Implications on Federal Legislation on Voucher and Certificate Programs

Petitioner Sava Holding Corporation operates and owns an eighteen-unit residential development in New Jersey. The verbal contract of the lease provides that the tenants of the building pay monthly rent while leasing. Respondent Nellie Martinez. , a sixty-five-year-old widow, had been a tenant for six years, whose only source of income was the monthly Social Security benefits which was just enough to pay for the monthly rent of $450, later reduced to $425.

The leased building is regulated by the West New York Rent Control Ordinance. During the course of her tenancy, respondent later qualified as beneficiary to a Section 8 voucher to be used as substitute payment for rent which can likewise be redeemed by the landlord from the West New York Housing Authority or any of its instrumentality. Thereafter, respondent furnished the necessary documents of her qualifications and gave the voucher to the landlord to pay for her next month’s rent.

However, inasmuch as the landlord has never been a participant to the Section 8 program or other federal rental assistance program, it refused to accept said voucher because it was wary of being entangled with the tedious process of claiming receipt inherent in the complex “bureaucracy” of the program. A few months later, by virtue of non-payment, the landlord filed a summons and complaint against respondent.

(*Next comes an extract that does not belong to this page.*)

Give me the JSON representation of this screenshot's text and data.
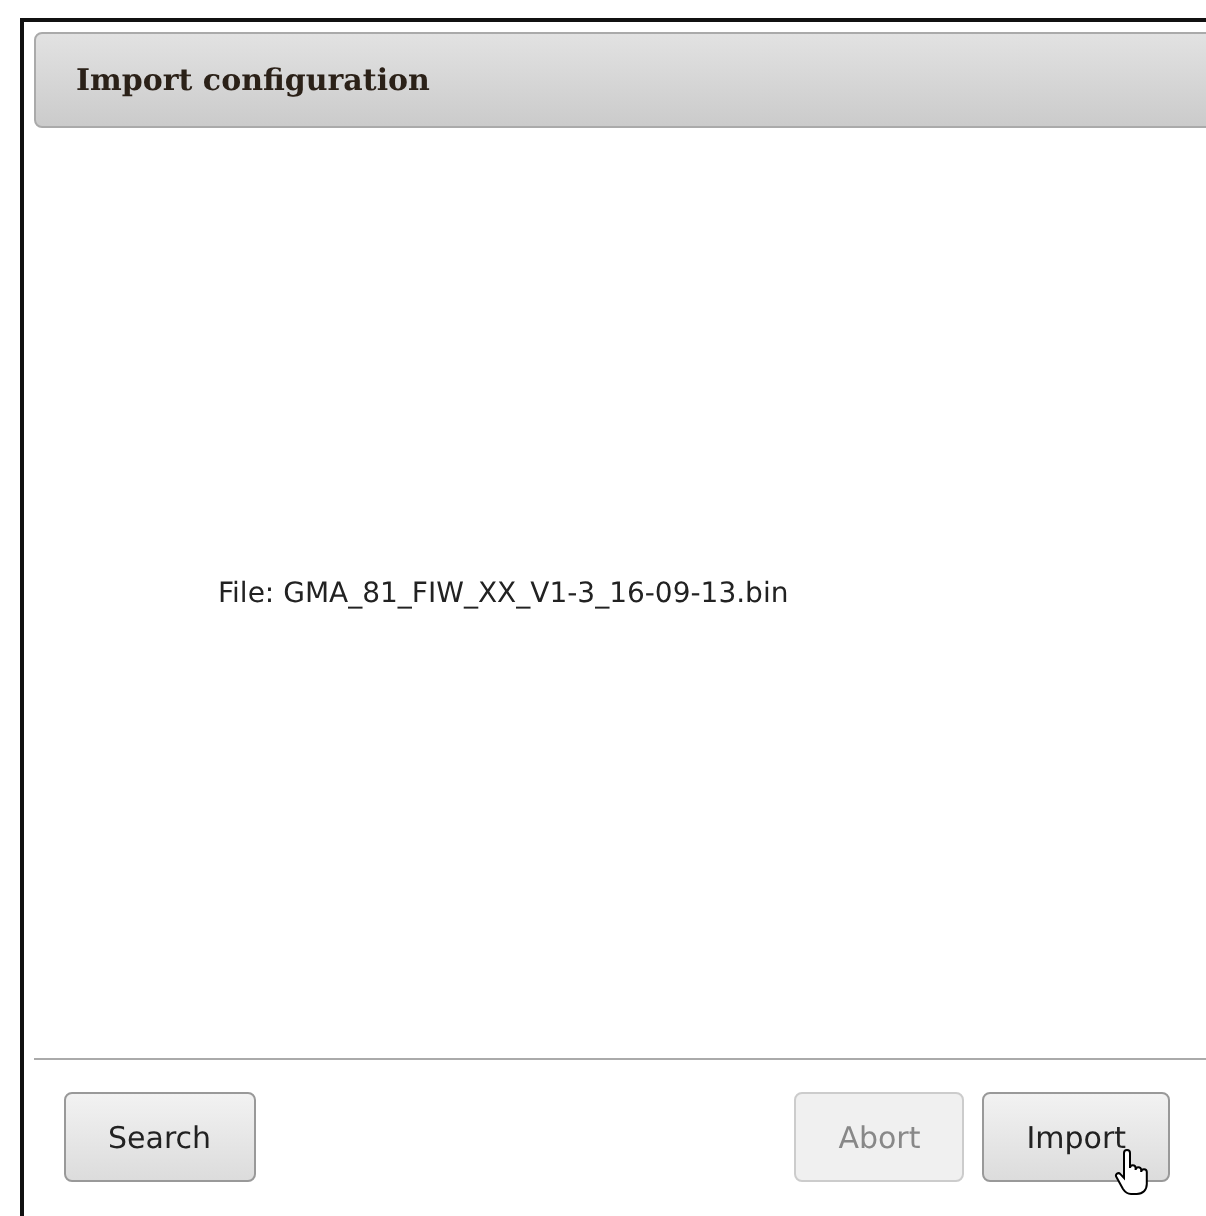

In due course, the trial court held that Sava is not obliged to accept a Section 8 voucher and that the state statute prohibiting refusal can not hold sway before the voluntary nature of the federal Section 8 program of U. S. C. A. The said ordinance is preempted by the Supremacy clause. The trial court ordered respondent to pay the total rent due and a judgment of possession was thereafter entered.

This prompted respondent to a file a notice of appeal through which the Appellate Court division reversed the decision of the trial court and upheld the prohibition against the landlord to refuse the vouchers under the N. J. S. A. ordinance. Accordingly, it held that there was no conflict between the state statute and the federal law. The clauses are complementary to each other in the pursuit of regulating housing rent under state subsidy and both are aligned with the state policy regarding the security of affordable housing for low-income people. In addition, pending appeal, Sava transferred and sold the building to Franklin Tower One, L. L. C. , herein petitioner, which assumed economic interest as to the outcome of the litigation.

II. Issues of the Case The case filed before the Supreme Court of New Jersey is on whether or not N. J. S. A. 2A:42-100 is a valid prohibition against a landlord from refusing to accept a Section 8 voucher from a tenant who later becomes qualified for state benefits during the period of her tenancy, while the same landlord has not participated in the rental assistance program of federal law Section 8 before.

Corollary to the issue on appeal is the question whether N. J. S. A. , prohibiting a landlord to refuse voucher payments, preempts or is contrary to the spirit and tenor of Section 8 of the Housing and Community Development Act of 1974 where it makes the participation of the landlord under a federal policy for affordable houses and rent voluntary. Anent the issue of the case, the Supreme Court adumbrated the legislative history and intent of both the Section 8 housing assistance program and the N. S. J. A.

Accordingly, the Section 8 program was enacted to give aid to low-income families “in obtaining a decent place to live and of promoting economically mixed house” 42 U. S. C. A. 1437 f(a). It was established by the Housing and Community Development act of 1974 which superseded the United States Housing Act of 1937. Section 8 authorizes the state “to enter into annual contribution contracts with local public housing authorities so that they may make assistance payments to owners of existing welling units, id. (b).